HiSparse Boosts Large Language Model Throughput for Massive Contexts
- •HiSparse overcomes GPU memory bottlenecks in long-context LLMs using hierarchical memory management
- •System achieves up to 3x higher throughput compared to standard sparse attention methods
- •New architecture enables concurrent processing of massive request batches by offloading inactive data
Scaling Large Language Models (LLMs) to handle vast amounts of text—often called 'long context'—introduces a major technical hurdle: the dreaded 'memory wall.' As a model reads more information, the cache that stores its 'memory' (the KV cache) grows rapidly, quickly consuming all available GPU memory. This limits how many concurrent requests a server can handle before performance grinds to a halt. The research team behind HiSparse has introduced a clever solution that treats memory like a library system, moving inactive data out of the fast-access 'hot' memory and into secondary storage.
At its core, HiSparse implements a hierarchical memory architecture. Instead of forcing the entire memory cache to reside on the expensive, high-speed GPU hardware, the system intelligently offloads data that isn't being immediately used to the host memory. This allows the GPU to focus only on the most critical, frequently accessed segments of the cache.
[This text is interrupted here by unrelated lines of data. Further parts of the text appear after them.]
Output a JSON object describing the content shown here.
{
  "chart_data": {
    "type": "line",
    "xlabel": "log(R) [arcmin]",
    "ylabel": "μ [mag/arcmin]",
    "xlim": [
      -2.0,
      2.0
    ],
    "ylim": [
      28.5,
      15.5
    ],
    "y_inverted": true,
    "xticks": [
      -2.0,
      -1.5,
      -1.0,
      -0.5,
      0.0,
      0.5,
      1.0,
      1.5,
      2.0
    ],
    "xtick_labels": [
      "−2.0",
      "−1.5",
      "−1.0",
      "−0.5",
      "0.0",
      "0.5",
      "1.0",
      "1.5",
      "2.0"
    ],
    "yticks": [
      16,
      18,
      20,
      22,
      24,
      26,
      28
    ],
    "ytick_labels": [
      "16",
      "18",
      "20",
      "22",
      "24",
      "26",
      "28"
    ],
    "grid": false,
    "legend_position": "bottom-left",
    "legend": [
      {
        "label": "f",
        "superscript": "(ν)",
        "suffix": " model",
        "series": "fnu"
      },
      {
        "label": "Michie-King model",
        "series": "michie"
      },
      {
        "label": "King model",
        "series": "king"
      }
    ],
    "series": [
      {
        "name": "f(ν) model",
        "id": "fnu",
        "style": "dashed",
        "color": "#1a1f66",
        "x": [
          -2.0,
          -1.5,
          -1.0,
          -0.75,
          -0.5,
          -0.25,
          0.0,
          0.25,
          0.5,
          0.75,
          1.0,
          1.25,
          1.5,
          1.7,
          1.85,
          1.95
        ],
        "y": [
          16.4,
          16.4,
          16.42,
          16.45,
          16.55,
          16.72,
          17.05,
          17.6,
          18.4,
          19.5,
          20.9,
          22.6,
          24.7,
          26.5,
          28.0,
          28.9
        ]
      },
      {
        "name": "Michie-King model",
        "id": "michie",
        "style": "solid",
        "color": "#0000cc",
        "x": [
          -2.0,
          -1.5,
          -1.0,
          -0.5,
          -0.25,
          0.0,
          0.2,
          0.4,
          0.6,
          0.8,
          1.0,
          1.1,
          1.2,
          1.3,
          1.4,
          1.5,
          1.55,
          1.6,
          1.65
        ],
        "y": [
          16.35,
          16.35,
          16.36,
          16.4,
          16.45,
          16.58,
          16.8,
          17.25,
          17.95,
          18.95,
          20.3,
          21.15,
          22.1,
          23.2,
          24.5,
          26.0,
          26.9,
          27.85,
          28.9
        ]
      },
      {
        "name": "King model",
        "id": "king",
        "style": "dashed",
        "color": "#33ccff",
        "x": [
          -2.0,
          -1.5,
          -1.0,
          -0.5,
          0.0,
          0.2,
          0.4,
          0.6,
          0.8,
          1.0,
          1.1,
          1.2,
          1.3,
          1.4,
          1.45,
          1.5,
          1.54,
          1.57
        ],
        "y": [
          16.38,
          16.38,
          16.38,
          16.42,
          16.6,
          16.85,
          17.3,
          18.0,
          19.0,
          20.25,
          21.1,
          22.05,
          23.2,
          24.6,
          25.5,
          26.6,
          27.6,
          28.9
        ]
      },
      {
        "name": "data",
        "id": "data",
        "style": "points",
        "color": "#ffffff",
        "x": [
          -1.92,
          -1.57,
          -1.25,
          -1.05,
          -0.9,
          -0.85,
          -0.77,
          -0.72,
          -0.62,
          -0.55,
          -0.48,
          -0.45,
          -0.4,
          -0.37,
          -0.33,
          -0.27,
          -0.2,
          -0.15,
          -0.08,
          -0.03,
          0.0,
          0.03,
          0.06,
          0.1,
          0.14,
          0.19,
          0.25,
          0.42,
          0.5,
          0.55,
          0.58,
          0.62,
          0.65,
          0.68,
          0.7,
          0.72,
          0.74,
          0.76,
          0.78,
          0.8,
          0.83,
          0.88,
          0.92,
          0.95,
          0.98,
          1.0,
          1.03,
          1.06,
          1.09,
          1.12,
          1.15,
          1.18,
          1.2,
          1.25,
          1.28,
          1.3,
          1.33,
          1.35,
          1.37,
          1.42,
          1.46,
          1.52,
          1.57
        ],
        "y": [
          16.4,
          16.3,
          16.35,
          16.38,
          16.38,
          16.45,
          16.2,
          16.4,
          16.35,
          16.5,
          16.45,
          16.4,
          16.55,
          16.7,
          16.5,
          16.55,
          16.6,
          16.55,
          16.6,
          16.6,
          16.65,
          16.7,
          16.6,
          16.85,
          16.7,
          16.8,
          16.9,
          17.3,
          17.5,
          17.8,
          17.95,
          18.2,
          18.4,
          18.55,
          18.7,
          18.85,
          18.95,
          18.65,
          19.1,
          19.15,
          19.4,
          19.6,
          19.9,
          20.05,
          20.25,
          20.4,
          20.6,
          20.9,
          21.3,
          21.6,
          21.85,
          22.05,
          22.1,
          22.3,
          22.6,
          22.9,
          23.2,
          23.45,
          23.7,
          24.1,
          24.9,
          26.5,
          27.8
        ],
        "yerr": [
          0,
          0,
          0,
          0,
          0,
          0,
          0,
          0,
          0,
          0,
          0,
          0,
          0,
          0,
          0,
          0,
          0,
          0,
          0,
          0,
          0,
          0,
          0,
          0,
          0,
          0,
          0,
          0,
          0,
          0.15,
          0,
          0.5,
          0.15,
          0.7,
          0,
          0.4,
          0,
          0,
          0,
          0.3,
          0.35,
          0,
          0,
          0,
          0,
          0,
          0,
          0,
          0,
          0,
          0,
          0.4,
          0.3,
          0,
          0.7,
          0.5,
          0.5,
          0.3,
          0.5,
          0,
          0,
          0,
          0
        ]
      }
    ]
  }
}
By minimizing the amount of data cluttering the GPU's immediate workspace, HiSparse drastically reduces the 'memory pressure' that usually causes performance bottlenecks.
What makes this approach particularly effective is its specialized swap-in kernel. When the model needs a piece of information that has been moved to host storage, this kernel quickly identifies the missing data and fetches it back into the high-speed buffer. The researchers implemented this with an 'Least Recently Used' (LRU) policy, which prioritizes keeping the most relevant information close at hand while discarding or offloading older, less useful data. This logic ensures that the system doesn't spend too much time constantly moving data back and forth, which would otherwise negate the speed benefits.
The results are striking when applied to high-concurrency environments. For developers and researchers managing massive workloads, HiSparse delivers nearly linear throughput scaling, meaning the system can handle significantly more simultaneous users as the context length grows. Benchmarks using models like GLM-5.1-FP8 showed up to 5x throughput improvements under demanding conditions. As we move toward a future where AI systems need to digest entire books or massive codebases in real-time, innovations like HiSparse will be essential for keeping our infrastructure efficient and scalable.